“You don’t.” Nate was considered good-looking before all this happened, but he seems to have aged several years in just a few months. He’s painfully thin now, pale skin a stark contrast to his overgrown dark hair. His eyes have bags underneath them and collarbones jut out of his skin. He looks like he hasn’t slept or eaten much.

Emotion washes through me. It hurts me to see him like this. For all his faults, Nate has always been the only one in our family who actively cared about me. He would babysit me sometimes, and when I was really hungry, I could call him and he would bring food over. I would later find out most of that food was stolen but still. I don’t even blame him for his pilfering ways. At least my parents bothered to feed us most of the time. His mother was usually high out of her mind and his dad was nowhere to be found.

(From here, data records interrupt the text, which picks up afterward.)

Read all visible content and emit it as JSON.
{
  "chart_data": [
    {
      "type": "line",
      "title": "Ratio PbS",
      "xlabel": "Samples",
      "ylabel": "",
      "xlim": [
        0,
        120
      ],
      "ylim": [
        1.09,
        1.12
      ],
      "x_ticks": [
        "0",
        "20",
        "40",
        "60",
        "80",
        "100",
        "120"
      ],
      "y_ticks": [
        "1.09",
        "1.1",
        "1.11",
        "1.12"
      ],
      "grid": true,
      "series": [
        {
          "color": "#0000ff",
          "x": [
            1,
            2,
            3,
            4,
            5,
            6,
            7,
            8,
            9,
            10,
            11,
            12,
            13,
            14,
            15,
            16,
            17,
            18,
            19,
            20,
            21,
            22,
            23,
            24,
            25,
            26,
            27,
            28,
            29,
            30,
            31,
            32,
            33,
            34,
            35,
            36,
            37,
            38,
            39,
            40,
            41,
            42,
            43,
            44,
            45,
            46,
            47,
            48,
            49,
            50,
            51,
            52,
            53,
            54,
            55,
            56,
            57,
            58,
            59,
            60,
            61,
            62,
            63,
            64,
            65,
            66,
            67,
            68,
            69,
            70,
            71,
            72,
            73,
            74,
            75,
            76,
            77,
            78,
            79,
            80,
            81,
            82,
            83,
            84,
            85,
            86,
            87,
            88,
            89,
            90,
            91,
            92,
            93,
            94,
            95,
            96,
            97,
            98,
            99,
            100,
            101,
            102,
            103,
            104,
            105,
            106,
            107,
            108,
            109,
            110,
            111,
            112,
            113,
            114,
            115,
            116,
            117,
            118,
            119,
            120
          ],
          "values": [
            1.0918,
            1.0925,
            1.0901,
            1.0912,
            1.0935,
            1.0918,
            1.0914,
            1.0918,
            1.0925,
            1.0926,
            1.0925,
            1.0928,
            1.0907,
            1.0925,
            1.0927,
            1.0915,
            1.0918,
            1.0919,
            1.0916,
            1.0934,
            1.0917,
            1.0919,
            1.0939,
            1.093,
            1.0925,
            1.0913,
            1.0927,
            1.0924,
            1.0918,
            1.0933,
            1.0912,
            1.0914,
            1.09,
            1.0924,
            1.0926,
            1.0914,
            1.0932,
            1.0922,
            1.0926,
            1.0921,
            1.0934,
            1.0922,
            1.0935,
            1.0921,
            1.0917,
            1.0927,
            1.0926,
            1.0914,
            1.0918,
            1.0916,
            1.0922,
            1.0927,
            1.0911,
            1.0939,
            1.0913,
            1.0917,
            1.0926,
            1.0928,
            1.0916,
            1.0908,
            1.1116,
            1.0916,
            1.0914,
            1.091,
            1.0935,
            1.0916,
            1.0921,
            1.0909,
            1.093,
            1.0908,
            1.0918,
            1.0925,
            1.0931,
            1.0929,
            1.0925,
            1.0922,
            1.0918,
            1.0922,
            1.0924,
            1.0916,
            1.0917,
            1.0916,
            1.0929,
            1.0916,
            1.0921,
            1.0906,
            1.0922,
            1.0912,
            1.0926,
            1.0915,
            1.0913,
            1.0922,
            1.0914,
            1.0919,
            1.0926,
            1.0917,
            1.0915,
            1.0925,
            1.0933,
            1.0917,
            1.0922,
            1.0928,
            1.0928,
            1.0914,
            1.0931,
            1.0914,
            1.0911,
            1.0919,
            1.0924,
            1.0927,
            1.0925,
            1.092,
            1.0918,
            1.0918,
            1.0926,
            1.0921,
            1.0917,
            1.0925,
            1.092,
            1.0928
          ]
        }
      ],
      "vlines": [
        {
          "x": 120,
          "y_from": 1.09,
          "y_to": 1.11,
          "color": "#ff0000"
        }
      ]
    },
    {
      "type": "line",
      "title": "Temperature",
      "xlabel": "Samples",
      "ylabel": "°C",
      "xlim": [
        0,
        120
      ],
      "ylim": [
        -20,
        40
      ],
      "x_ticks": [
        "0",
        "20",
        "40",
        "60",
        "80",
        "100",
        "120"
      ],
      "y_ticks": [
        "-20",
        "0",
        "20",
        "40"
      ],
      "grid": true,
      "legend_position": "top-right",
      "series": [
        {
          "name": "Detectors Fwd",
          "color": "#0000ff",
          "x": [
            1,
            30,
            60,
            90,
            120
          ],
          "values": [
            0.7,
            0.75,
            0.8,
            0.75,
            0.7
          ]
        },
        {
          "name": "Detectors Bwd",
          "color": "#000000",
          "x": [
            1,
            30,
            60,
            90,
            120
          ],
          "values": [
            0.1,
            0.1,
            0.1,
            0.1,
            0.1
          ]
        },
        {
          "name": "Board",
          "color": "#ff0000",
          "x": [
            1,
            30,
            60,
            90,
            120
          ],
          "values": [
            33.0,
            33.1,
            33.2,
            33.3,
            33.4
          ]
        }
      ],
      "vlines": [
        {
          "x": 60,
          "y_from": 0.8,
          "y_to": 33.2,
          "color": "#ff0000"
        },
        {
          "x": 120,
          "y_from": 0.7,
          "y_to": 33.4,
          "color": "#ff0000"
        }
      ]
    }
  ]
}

He had to learn from a young age to take care of himself.

Which is why he’s now twenty years old and being held on trial for theft, accessory to kidnapping, and accessory to murder.

“So how have you been?” he asks, trying to look laidback as always. He even attempts a smile as though that would help with the gauntness.

I sigh, steeling my heart. “Why did you call me here, Nate?”

“You’re still mad at me.”

I roll my eyes. “Of course, I’m still mad at you. And more than that, I’m disappointed. I thought… you promised me you wouldn’t do that stuff again. And like an idiot, I believed you.”

To his credit, my cousin looked chagrined.

Once, when I was fifteen, Nate made me lie to the cops on his behalf. I swore to the police that he was with me while he’d been out carjacking, and I lied because he promised me he would never do anything like that again. I cried after, feeling so guilty, and made Nate swear to me that he would go on the straight and narrow from then on.

And for a while, I thought he was keeping to the promise. I defended him to anyone who talked badly about him and told them that he had changed.

Only to once again be made the fool.

“Nate, I’m not having a great day, so just tell me what you want to talk to me about. You said I might be in danger?”

“Yeah, yeah.” His hands fiddled on the table. “But I don’t think you are.”

“What?”

“I don’t know I...” His eyes shift around the whole room before they come back to me again. “Have you noticed anyone watching you? Received any strange calls?”

‘What are you talking about, Nate?”

“If not, then it’s fine,” he says. “Just forget about it. You shouldn’t know. But if you see anyone, especially an old man with a burn scar on his face and neck, then go to the police. No, not the police that’s too dangerous... Declan–”

“Are you messing with me right now?” I say. “Because that’s not even remotely funny.”

He smiles. “I missed you, Carls.”

The nickname and the affectionate gaze are like a punch in the gut.

I can’t do this. Unshed tears push at the back of my eyes.

I hate seeing him like this. I hate that this is how his story ends. That I couldn’t somehow prevent this from happening.

And I hate that I feel that deep down, he’s still the kind Nate I’ve always known.

I have to go before I break down again. The chairs scrape against the floor as I push back and get to my feet.

“Goodbye, Nate,” I croak and hightail it out of there.

CHAPTER TWENTY-TWO

MICAH

She blocked me.

I stare down at my green text, which was marked as neither sent nor delivered, and laugh in disbelief.